Чуть блуканули – мы ломанулись вниз прямо по склону, а склонов, разных отрогов там много – среди колонных осин, дыша их запахом, горечью желтых уже опадающих листьев. Где-то с поляны мелькнула деревня, как будто спавшая в тихой долине. Чуть-чуть устали и вышли не там, на двести метров пришлось возвращаться. Еще спускаясь с последней поляны, я как-то выделил дом – и самый дальний, и самый высокий, и показал – «Дом художника. Видишь?». Деревня встретила полным улетом смотрящих на небо домов и черной грязью ее дорог-улиц – мы шли по тропке вдоль них, но все равно влажно-скользко. И никого, и собаки не лают. Отцу понравился дом самый новый – не посеревший от времени, желтый, и мы зашли, и старушка его согласилась продать, но меня что-то тянуло в конец – что же за дом я увидел с горы, еле отца упросил пойти глянуть. Вокруг стояла сухая крапива, окна забиты, но и вблизи меня все поразило – и дом, и место как будто подняты чьей-то ладонью – даже покой всей деревни и леса здесь показались мне вдруг напряжением – было настолько комфортно, что я почувствовал даже поток – воздух стремился вверх в антициклоне и поднимал с собой также меня, только потом я узнал, что здесь всегда это чувство.

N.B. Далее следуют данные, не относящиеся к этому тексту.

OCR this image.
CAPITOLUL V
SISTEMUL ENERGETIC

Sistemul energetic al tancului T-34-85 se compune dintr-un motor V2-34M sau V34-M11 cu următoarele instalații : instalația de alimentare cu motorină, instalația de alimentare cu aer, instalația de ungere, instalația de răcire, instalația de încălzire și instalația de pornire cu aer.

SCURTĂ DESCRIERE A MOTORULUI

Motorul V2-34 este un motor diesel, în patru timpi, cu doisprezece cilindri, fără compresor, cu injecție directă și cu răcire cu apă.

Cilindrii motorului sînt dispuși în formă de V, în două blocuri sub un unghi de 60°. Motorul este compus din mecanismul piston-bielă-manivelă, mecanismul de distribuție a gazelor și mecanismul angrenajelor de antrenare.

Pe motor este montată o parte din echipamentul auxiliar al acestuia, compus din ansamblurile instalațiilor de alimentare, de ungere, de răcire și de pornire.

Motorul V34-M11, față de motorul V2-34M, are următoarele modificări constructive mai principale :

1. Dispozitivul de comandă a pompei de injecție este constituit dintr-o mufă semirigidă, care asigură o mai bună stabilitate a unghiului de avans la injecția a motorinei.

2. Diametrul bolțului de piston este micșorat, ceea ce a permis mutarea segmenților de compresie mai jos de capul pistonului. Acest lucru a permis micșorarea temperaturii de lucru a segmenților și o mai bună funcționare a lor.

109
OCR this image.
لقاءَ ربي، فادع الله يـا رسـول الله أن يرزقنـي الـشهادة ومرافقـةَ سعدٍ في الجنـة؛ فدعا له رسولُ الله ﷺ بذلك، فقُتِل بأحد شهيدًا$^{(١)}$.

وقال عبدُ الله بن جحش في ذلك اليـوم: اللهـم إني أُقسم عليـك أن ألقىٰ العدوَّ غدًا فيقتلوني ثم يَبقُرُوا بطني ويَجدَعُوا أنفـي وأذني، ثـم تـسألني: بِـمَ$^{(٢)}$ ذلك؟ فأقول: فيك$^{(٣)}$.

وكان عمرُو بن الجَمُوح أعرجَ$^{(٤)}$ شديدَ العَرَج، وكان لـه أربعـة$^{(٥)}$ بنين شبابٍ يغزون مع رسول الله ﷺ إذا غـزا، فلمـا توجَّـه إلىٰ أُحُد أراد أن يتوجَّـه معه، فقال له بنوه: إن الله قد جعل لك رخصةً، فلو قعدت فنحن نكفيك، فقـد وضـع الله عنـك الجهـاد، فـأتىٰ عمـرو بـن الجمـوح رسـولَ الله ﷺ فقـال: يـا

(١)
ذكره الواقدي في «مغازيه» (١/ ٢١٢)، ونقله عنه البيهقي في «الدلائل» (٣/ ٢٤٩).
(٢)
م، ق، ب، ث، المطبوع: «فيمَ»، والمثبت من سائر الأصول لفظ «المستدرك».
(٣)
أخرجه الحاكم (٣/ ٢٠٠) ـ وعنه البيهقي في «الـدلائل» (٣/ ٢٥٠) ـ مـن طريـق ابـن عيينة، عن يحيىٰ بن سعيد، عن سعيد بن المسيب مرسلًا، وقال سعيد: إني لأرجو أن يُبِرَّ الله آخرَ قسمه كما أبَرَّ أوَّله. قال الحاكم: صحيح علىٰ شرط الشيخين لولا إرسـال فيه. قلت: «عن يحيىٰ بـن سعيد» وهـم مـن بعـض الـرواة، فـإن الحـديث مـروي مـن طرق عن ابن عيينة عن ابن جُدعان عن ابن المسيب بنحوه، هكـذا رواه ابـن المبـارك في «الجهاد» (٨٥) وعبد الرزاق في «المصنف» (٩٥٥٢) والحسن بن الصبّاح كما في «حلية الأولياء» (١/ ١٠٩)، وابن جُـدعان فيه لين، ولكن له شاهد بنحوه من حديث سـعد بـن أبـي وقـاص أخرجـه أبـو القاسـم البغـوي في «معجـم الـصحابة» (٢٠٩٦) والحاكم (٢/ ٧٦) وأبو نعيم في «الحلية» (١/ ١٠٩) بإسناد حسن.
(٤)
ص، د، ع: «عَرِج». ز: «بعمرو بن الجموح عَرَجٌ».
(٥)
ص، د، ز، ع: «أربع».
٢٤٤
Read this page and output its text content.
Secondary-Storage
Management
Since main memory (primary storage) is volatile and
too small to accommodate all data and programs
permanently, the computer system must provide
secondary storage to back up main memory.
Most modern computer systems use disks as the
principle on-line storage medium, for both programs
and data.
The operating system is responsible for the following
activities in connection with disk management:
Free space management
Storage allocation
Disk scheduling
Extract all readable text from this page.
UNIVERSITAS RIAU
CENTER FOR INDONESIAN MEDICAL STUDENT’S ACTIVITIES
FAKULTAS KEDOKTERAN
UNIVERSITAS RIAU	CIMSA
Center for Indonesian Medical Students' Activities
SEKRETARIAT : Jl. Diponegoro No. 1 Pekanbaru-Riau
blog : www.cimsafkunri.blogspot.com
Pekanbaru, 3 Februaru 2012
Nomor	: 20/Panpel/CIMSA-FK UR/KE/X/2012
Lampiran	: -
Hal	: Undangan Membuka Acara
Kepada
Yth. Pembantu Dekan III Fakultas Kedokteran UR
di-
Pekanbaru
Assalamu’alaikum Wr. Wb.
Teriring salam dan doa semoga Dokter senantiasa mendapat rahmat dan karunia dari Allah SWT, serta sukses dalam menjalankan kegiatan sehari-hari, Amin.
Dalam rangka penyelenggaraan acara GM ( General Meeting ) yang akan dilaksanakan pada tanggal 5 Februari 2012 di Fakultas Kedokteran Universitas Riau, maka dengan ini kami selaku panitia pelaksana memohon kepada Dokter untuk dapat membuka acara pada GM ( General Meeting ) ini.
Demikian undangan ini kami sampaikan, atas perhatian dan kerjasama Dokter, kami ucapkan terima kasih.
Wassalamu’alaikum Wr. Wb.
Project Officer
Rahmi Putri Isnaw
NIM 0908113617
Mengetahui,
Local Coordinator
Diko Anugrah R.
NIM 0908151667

Прямо за домом лежала долинка, где раньше был большой пруд, за ней параболой горка – дом находился почти в самом фокусе этой горы, словно бы зеркала или антенны. Отец меня торопил, но я не мог отойти и упросил его хоть обойти вокруг дома. После огромных ворот стоял дощатый заборчик. Но по сравнению с любой архитектурой этот угол забора в деревне для меня вдруг показался не хуже – я мог стоять, отдыхая, дышать и быть никем, и не думать. Пройдя крапиву, я встал перед ним и окончательно замер – не было в жизни моей никогда ни такой тишины, ни чистоты и прозрачности воздуха всюду, ни красных ягод калины за забором. А за участком копали картошку, я покричал, и мужик подошел – «Да» – говорит – «Этот дом продается». Потом долины и горы, серо-свинцовая река меж скал – мы шли и шли, но грибов так и не брали, даже когда на огромной поляне присели поесть у бревна— вот уж действительно, «коси косой», на нем стояли опята. Голубоватое небо конца сентября, тепло – наверное, градусов двадцать.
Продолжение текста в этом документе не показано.